Following on from “Blue Kentucky Girl” and it’s more straight ahead Country sound “Roses In The Snow” is Emmylou Harris possibly giving the bird to those Country purists who were saying she wasn’t Country enough and making a Bluegrass album…is that Country enough for all o’ y’all ! Ricky Scaggs, a renowned Bluegrass mandolin and fiddle player, had been a member of the Hot Band for some years and you can’t help but imagine he must have had some influence on this stylistic turn.
On this album Emmylou performs songs made famous by Bluegrass legends Flatt & Scruggs, the first family of Country, the Carter Family, Johnny Cash and the most un-Bluegrass Paul Simon. Johnny Cash, Dolly Parton, Willie Nelson and Bluegrass guitar maestro Tony Rice make guest appearances. The other significant appearance on “Roses In The Snow” is autoharpist Bryan Bowers, whose presence on the record adds the sound of the Carter Family, Mother Maybelle Carter played the instrument, which in turn lent the album the old-time sound that Harris and producer Brian Ahern were aiming for.

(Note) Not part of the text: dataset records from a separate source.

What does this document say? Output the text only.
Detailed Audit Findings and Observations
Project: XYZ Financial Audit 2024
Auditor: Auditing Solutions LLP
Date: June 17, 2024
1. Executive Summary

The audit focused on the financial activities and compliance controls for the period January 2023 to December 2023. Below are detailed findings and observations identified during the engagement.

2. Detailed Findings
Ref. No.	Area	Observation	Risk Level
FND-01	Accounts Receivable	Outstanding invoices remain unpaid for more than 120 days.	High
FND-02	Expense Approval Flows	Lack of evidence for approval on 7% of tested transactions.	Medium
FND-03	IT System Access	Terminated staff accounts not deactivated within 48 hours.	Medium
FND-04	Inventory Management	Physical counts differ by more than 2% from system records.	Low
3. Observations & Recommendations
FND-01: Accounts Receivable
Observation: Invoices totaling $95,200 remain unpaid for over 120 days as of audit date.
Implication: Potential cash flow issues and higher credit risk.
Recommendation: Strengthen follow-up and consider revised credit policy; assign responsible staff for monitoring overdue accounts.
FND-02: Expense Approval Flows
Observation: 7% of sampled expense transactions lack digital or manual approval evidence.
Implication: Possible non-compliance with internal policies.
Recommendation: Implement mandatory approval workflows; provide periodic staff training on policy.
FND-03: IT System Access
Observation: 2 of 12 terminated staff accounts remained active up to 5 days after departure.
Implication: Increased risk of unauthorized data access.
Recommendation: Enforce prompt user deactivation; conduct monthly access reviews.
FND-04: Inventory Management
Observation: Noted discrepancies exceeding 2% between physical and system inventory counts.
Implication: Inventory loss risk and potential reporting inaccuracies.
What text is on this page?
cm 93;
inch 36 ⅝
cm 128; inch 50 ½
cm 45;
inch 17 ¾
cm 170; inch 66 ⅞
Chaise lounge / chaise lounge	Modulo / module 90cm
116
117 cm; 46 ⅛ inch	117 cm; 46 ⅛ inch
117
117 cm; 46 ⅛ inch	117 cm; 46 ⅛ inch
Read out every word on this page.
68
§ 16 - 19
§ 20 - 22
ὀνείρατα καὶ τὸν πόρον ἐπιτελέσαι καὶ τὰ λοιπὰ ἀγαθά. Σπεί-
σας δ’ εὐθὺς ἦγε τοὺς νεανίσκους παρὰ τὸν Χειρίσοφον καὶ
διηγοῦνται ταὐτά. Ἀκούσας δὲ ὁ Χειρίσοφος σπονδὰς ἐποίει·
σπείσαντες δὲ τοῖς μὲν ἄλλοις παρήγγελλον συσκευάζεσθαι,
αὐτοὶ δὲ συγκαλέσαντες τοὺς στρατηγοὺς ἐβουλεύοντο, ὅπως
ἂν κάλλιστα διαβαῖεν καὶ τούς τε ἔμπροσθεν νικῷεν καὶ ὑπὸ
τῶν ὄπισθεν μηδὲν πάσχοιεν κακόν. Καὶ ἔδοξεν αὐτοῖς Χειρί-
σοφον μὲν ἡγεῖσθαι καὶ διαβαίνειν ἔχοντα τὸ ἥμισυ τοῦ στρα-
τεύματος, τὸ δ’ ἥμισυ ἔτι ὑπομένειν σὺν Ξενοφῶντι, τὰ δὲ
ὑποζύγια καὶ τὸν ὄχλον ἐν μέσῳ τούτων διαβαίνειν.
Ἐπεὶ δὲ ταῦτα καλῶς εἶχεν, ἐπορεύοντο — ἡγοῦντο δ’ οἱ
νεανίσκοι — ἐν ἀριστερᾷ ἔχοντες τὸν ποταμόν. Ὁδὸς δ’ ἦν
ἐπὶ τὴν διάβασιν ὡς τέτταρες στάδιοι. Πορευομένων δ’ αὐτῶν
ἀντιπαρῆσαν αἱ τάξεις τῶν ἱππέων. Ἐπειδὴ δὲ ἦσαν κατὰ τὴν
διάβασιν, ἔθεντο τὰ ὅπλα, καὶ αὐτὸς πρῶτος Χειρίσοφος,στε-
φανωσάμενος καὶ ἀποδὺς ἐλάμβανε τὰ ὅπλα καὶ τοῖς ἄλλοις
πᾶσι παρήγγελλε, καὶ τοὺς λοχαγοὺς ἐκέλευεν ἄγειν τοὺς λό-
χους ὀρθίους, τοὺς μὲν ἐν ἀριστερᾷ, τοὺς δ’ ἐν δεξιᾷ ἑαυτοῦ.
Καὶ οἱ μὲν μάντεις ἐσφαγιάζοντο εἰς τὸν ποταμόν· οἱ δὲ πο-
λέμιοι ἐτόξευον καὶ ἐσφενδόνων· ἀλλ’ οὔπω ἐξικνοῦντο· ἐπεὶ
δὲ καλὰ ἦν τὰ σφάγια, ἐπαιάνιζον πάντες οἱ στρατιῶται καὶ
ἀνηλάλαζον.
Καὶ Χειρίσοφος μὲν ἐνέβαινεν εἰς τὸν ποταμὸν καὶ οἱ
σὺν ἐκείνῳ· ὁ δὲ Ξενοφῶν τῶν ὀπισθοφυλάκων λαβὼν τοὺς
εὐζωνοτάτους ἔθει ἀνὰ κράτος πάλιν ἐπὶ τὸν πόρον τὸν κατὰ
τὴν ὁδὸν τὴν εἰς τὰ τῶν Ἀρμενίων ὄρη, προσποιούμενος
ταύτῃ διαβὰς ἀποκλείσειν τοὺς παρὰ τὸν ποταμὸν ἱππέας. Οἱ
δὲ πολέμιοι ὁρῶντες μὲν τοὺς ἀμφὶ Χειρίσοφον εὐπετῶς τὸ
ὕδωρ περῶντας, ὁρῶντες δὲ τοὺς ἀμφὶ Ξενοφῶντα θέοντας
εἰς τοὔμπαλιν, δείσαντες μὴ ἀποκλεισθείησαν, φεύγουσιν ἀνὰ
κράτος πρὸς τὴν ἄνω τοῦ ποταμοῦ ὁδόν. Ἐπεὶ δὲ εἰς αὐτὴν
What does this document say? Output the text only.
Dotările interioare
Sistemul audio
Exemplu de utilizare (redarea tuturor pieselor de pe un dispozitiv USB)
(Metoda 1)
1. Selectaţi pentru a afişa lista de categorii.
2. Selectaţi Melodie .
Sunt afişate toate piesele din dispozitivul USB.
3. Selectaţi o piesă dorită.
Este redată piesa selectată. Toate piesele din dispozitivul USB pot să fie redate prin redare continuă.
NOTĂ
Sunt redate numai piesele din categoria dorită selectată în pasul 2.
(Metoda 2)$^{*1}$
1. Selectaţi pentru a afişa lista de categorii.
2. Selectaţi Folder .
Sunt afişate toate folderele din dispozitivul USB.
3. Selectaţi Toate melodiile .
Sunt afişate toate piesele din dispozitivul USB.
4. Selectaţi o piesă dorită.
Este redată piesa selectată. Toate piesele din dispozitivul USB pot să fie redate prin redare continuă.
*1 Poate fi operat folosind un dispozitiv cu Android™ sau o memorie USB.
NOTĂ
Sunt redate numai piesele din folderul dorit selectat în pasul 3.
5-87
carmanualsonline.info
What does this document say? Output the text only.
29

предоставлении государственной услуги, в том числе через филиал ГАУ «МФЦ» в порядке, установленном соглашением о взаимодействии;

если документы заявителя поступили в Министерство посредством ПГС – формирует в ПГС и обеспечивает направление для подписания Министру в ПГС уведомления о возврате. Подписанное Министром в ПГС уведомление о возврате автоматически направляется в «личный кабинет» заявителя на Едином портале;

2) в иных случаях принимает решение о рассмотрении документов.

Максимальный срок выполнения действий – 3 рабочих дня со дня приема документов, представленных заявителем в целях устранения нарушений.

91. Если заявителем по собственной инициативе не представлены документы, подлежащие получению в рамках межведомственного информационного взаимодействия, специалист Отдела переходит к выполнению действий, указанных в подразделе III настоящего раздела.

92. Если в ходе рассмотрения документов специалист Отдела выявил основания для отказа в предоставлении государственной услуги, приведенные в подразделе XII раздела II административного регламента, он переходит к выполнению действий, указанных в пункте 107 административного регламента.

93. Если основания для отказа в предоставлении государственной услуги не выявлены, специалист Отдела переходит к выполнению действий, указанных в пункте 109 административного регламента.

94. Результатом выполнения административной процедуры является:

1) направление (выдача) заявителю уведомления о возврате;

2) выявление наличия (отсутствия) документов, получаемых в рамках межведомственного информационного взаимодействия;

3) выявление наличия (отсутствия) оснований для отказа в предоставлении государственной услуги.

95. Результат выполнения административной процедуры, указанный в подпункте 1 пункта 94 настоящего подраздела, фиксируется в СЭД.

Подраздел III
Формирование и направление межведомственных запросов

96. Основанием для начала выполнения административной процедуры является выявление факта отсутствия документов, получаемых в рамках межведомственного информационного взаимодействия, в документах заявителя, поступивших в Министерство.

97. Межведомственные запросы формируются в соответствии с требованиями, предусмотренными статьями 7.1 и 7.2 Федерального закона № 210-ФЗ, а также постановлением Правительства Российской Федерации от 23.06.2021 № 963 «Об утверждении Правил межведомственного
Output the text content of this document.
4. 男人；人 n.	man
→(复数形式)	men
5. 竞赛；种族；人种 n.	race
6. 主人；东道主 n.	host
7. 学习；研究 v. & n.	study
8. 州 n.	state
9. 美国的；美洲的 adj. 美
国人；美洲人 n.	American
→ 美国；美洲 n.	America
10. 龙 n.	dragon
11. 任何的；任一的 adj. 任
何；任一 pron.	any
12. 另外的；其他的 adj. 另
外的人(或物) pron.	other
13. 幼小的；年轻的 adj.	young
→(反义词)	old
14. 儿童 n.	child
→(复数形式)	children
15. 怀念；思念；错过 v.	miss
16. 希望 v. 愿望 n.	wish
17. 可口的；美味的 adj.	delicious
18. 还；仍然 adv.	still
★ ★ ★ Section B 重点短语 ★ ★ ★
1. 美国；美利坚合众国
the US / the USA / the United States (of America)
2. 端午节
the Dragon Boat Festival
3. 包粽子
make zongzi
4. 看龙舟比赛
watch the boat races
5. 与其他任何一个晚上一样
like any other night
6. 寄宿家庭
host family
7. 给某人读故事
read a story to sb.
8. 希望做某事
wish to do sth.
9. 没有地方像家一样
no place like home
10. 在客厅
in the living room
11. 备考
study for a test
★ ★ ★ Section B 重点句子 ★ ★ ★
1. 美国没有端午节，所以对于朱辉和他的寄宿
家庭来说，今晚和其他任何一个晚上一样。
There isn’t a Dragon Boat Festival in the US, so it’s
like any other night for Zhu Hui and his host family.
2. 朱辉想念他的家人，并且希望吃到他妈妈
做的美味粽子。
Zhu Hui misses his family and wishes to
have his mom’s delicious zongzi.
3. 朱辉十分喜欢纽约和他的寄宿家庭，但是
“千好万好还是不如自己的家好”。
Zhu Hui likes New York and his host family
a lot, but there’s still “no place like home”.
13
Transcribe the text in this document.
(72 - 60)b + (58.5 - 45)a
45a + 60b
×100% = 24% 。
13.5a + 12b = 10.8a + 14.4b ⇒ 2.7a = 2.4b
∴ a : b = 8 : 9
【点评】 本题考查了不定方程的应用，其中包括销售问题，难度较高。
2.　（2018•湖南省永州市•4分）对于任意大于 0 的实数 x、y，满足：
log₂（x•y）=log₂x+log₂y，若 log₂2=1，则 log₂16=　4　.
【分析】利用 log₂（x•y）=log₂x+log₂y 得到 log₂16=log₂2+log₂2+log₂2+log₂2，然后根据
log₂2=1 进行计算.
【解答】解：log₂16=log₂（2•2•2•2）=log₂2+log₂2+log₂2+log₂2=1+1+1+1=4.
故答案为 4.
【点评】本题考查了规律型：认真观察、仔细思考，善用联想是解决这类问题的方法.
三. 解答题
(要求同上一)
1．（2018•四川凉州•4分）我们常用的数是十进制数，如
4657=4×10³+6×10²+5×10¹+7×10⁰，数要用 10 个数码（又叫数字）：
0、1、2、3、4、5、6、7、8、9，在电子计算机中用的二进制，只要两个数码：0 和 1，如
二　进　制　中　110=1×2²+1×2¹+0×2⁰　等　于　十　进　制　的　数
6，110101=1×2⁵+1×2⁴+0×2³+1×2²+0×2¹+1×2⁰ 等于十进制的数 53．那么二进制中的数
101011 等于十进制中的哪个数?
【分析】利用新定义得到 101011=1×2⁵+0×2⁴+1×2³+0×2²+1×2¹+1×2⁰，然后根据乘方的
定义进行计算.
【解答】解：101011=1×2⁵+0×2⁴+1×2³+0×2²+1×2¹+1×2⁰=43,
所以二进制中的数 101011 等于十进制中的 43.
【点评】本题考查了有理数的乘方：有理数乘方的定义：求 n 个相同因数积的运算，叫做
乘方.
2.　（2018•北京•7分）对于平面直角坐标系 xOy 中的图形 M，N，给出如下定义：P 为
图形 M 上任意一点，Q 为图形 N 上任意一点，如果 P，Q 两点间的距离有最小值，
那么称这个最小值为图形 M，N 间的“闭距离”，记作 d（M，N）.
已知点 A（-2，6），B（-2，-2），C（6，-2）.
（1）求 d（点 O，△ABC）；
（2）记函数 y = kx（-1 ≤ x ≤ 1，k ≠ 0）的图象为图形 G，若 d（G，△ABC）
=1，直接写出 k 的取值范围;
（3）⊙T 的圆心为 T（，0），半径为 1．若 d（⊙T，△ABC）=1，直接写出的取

In the early 80’s Nashville was in the middle of its Urban Cowboy period, thanks to the movie of the same name starring John Travolta! Light poppy Country music was back on the radio and was becoming a big deal after a few years of (sales) stagnation. Some in Country music though were looking back to more traditional earlier forms and anticipating the rise of the likes of Dwight Yoakam and the alt. Country style later in the 80’s, this album would have been a big deal when it landed on the record company. Bluegrass and Appalachian music would see its rise some 20 years later (thanx in part to another movie “O Brother Where Art Thou”) but in the early 80’s it was a no-no. But Emmylou was and always had been a good seller, so the record company went with it.
And this is different from the off. On the Title track we hear fiddles, banjos, acoustic guitars, fabulous harmonies courtesy of vocal trio The Whites (featuring Ricky Scaggs wife Sharon White BTW), all the lead instruments given their spot to shine as they dip and wind and spin around each other, let’s not forget that in its time Bluegrass was dance music and “Roses In The Snow” (the song) swings. That mood is picked up again on side two’s “I’ll Go Stepping Too” and “Jordan” featuring the unmistakable vocals of the mighty Johnny Cash.
There are so many great things on this record it’s hard to pick out a single highlight. That first blast on the title track is a hoot(enanny), the version of the traditional classic “Wayfaring Stranger” (later made even more accessible by Johnny Cash on “American III”), “Green Pastures”, a duet with Ricky Scaggs with harmonies provided by Dolly Parton and “Gold Watch and Chain”, an A.P Carter (Carter Family) penned song which highlights Skaggs and Linda Ronstadt. Even the version of Simon & Garfunkel’s “The Boxer” fits right in.
This is music that Jason Isbell will soon describe in song as being made by “old men with old guitars, smoking Winston Lights” and “harmonising with the wind”, the sort of music that, in my idealised picture of the South, families sit around on their porches playing and singing with each other. This is folk music in all its glory, music made and played by the folk.
It’s over in a flash, it doesn’t outstay it’s welcome. Let’s call it Emmylou’s best and most consistent album since “Pieces Of The Sky”. It may also be a terrible thing to say and of no interest to anyone but me but, Emmylou looks utterly stunning on the cover picture of this record, the first time I really noticed what a beauty she is. Anyways don’t mind me, this is a great record.